# A HUGE raccoon!



## Ardie/WI (May 10, 2002)

We have one that is so large that it wouldn't fit in our trap! And, it's the biggest trap that we've seen.

Neither of us can shoot well otherwise it would be gone.

We can't poison it because of our outside cats.

Any ideas?

(Gosh that darn thing is big and mean!).


----------



## Bearfootfarm (Jul 13, 2006)

> We have one that is so large that it wouldn't fit in our trap!


Hav-a-Hart makes traps big enough for large ***** and small sized dogs.

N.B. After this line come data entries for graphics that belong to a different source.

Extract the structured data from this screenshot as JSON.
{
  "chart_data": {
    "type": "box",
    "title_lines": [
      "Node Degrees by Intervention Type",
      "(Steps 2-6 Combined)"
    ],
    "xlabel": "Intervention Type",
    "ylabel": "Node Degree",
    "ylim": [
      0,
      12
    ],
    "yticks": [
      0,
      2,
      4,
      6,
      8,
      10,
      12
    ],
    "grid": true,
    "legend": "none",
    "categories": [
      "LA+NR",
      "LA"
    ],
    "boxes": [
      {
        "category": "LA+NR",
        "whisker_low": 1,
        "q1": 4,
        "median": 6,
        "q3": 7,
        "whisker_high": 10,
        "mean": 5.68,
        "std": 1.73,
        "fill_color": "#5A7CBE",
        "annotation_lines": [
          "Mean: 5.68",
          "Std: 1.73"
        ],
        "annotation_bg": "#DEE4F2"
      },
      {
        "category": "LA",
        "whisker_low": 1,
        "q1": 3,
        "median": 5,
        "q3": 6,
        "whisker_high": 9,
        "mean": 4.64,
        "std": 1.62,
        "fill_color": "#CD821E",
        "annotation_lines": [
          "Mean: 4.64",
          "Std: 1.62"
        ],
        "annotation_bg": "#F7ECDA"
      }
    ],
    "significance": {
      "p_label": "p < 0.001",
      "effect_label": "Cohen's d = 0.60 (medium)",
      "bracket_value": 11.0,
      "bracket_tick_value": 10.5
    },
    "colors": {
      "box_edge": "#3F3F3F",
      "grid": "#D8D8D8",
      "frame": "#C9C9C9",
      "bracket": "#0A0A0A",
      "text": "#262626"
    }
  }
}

http://www.havahart.com/store/live-animal-traps/1081


----------



## Roadking (Oct 8, 2009)

Had a wild cat going beserk one day outside. Trap was a no go, back in the development days, so no shooting possible.
Took a piece of conduit and long rope; made lasso out of rope and fed other end thru conduit. opened lasso, one hand on conduit (rod) one on the rope, slid rope over head and pulled the lasso tight (enough to hold it and toss it in a cage, not strangle it).
Learned that when I volunteered at the SPCA in high school.
Matt


----------



## arcticow (Oct 8, 2006)

Maybe ask if any local fox or coyote hunters have a trap big enuff ?


----------



## WstTxLady (Mar 14, 2009)

Try these, nothing else but a **** (any size) will trigger it & they will NOT get away.

http://www.duketraps.com/dp_coon_trap.JPG

http://www.duketraps.com/ has them


----------



## big rockpile (Feb 24, 2003)

I would try Lil Griz Trap.

big rockpile


----------